Thailand: Referendum approval on new Constitution strengthens the military
Around 60% of Thai voters have approved the military’s draft Constitution and the Senate appointing the PM after a peaceful referendum with an unusually low turnout (58%) showing low enthusiasm within the population.
It paves the way to general elections that are scheduled for the end of 2017 at the earliest and will be the first polls since the military coup in May 2014.
Impact on country risk
This is a great victory for the military junta which came to power in spring 2014 to ensure a smooth royal succession when the old king dies. The controversial Constitution legally grants a key role for the military in the political system through a powerful military-selected Senate and will cut future government powers whatever the magnitude of electoral victories.

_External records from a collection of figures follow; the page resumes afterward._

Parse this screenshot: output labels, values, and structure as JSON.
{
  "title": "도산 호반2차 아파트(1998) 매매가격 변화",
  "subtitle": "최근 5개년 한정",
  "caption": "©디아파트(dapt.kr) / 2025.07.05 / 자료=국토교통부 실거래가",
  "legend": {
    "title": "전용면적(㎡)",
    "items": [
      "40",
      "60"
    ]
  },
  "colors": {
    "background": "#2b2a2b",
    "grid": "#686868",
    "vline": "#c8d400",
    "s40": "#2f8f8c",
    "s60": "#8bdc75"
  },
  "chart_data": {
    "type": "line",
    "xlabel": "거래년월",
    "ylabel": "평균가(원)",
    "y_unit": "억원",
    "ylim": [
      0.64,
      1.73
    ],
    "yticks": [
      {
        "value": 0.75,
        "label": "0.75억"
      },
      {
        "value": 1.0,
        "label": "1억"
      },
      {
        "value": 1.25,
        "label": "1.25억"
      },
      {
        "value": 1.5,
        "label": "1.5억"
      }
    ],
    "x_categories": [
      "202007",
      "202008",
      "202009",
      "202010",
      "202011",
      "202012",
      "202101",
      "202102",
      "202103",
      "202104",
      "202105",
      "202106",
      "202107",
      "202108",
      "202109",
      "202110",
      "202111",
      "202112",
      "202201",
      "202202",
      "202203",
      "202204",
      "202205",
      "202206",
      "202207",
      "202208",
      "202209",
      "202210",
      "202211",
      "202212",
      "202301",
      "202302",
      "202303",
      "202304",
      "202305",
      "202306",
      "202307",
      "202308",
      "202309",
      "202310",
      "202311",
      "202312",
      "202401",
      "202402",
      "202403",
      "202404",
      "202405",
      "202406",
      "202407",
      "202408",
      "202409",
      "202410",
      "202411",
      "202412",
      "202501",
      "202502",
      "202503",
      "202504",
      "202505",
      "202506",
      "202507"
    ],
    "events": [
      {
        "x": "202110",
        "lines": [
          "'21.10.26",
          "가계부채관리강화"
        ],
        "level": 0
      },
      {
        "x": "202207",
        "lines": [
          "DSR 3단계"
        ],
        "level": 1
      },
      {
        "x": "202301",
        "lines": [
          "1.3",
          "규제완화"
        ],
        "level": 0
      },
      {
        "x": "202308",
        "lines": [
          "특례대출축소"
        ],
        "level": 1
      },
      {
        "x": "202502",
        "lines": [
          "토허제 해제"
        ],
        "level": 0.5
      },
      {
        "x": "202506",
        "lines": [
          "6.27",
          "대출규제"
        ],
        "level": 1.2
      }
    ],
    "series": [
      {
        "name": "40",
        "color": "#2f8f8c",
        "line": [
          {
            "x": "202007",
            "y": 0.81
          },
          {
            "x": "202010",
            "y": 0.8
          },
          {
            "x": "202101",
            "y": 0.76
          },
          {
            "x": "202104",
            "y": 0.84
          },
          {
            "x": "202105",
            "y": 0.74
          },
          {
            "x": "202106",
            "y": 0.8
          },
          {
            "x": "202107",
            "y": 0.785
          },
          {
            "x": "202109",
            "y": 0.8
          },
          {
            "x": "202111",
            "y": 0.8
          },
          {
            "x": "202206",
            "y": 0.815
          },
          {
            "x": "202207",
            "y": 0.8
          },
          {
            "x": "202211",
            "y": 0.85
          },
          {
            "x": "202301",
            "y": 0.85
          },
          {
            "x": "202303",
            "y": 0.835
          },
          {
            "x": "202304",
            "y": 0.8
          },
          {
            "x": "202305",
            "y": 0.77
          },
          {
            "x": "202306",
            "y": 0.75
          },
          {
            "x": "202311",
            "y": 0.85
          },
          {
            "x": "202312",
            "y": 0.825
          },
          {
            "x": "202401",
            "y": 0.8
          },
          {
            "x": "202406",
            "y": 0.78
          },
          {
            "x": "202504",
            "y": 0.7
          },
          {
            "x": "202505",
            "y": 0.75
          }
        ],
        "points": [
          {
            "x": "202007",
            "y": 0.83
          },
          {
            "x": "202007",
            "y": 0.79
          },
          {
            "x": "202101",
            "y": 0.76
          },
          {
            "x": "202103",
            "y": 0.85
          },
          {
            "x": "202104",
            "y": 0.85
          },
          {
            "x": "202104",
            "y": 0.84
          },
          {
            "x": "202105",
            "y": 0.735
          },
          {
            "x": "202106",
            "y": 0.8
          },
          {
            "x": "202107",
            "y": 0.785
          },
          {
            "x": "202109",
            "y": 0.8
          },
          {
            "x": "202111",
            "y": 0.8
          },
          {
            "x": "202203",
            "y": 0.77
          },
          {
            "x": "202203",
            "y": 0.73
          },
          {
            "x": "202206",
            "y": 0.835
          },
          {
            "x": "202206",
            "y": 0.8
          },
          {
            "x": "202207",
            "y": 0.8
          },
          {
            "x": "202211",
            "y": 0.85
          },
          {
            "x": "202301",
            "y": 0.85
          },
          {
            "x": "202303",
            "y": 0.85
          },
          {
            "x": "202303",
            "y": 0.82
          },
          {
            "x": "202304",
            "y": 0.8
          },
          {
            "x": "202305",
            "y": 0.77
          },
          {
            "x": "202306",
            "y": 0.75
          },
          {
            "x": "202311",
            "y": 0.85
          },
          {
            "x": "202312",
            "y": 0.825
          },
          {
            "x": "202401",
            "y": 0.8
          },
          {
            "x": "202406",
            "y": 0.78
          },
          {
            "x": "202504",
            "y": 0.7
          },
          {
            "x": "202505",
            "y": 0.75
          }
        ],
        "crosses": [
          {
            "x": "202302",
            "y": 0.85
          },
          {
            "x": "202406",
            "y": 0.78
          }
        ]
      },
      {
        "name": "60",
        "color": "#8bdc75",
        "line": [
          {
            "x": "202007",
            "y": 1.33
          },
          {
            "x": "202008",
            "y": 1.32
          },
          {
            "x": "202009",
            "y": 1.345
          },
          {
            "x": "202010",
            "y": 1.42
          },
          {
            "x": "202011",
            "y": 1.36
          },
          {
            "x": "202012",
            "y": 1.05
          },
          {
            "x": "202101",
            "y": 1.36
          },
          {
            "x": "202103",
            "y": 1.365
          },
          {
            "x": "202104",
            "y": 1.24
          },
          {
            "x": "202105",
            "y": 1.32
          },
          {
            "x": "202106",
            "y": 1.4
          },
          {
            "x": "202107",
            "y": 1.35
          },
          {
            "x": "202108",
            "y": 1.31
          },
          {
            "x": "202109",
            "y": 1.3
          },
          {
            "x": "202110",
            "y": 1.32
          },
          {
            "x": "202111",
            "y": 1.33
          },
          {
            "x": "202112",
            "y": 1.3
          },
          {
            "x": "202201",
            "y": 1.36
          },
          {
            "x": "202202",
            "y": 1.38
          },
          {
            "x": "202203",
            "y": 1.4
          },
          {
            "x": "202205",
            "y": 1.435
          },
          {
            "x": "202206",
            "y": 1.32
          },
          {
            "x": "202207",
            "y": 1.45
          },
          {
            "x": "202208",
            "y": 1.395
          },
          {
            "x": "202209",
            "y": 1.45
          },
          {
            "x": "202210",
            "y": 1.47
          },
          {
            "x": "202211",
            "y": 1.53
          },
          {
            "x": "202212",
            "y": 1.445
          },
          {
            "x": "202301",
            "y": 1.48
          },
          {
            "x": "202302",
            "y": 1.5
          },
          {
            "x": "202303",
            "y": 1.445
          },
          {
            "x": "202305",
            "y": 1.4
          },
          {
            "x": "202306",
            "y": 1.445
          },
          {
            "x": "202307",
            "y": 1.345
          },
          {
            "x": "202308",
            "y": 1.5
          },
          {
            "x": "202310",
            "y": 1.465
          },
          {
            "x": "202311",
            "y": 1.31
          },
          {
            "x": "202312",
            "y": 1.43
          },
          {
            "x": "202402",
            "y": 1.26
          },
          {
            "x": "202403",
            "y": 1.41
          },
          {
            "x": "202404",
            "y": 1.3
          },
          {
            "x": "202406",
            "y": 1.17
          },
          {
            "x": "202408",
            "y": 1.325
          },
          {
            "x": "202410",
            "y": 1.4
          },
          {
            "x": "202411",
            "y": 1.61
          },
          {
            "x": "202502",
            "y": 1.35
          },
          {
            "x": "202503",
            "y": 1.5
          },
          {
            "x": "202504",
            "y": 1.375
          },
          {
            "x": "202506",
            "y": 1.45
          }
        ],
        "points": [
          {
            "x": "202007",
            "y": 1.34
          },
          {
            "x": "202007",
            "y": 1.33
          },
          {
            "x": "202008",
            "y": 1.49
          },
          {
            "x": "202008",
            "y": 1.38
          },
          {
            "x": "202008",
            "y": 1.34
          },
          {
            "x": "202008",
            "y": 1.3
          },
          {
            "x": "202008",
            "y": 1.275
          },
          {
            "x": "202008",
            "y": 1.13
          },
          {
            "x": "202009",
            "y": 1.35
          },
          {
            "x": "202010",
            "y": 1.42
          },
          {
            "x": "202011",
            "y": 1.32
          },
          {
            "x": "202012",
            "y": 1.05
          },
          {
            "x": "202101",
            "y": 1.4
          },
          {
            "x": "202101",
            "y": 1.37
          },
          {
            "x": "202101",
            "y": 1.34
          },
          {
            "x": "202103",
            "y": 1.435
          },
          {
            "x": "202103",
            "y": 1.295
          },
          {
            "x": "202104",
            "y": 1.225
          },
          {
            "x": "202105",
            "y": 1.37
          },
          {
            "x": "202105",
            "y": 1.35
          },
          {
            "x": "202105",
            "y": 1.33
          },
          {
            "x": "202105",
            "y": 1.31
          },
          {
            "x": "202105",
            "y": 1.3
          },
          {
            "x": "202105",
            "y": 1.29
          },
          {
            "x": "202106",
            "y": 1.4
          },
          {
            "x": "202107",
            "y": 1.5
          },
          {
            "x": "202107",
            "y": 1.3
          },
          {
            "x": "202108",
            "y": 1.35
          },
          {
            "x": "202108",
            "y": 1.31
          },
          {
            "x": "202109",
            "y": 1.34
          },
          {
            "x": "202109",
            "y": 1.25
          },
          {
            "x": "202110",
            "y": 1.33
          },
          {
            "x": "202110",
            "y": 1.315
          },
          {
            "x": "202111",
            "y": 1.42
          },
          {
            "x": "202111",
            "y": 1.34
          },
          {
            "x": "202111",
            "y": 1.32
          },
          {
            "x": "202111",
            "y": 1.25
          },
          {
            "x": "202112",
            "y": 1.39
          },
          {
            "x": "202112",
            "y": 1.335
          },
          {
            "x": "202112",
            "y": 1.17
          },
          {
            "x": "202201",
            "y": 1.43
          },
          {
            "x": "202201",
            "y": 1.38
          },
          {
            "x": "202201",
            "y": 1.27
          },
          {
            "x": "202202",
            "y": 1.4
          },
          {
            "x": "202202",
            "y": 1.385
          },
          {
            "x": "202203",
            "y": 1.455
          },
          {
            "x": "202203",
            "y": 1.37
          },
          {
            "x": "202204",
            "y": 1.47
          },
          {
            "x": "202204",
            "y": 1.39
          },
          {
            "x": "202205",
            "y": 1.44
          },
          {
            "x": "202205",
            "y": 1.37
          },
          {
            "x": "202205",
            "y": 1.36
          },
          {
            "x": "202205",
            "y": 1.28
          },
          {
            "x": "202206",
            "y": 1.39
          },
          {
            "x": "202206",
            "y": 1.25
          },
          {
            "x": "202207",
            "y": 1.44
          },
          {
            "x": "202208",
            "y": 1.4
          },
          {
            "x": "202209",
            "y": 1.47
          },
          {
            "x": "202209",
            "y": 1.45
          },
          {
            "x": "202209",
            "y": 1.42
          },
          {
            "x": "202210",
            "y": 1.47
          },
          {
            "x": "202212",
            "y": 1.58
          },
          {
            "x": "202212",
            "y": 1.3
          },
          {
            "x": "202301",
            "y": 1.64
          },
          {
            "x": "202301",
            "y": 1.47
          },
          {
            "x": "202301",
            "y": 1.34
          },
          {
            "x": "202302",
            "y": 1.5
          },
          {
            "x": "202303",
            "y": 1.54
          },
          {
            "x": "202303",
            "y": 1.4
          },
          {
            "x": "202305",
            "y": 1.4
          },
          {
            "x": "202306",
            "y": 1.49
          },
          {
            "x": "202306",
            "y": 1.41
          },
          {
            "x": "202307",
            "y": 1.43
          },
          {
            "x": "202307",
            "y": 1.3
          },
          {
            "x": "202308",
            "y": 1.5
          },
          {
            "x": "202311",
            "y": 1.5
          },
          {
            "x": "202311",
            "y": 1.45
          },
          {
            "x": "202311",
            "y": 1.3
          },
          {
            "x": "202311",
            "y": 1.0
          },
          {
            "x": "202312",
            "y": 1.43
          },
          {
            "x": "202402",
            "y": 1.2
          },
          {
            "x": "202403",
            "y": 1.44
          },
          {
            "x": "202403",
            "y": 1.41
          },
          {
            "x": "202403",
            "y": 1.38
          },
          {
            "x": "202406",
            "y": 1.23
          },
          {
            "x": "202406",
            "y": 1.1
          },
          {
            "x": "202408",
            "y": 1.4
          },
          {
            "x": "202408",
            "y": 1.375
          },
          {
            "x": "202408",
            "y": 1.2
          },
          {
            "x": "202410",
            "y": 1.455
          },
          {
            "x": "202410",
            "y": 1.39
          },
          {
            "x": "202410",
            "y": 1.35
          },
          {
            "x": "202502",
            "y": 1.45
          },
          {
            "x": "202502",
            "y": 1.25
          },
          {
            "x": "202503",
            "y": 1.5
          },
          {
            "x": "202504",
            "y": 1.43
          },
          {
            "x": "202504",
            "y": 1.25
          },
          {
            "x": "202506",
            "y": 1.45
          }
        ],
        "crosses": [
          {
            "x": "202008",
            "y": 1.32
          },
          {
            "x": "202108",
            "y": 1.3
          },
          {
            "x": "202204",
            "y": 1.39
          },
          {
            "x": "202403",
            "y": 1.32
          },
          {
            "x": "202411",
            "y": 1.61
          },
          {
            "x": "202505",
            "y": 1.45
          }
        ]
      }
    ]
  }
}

Though the population is opposed to a military rule (but supports its ability to fight against corruption in the political class), the large success at the referendum indicates its fatigue with an unstable and uncertain political system and polarised forces which favour a state of endless and recurrent instability periods and consequently affect the economy and policy-making.
The popular Pheu Thai Party (PTP) led by the Shinawatra family is the obvious major loser from this Constitution, but the same might be said for the royalist and urban Democratic Party as well, as any future elected civilian coalition government will be weak. More fundamentally, democracy is much weakened after decades of democratic rule interrupted by sporadic military coups.
In the short term and until elections are held, political and domestic stability should be ensured given the popular support for the new Constitution and the expectedly maintained military grip on civil society. Current PM and junta leader Prayuth Chanocha, the first winner of the referendum, appears to be the favourite future PM.
The economy is likely to gain from enhanced stability, especially investor confidence after three years of disappointing performances, unless recent bomb attacks from Muslim separatists in tourist destinations in the South affect tourism and the economy.
Medium- to long-term stability is questionable with governments constrained by the military and having limited powers which might frustrate voters, especially among PTP supporters.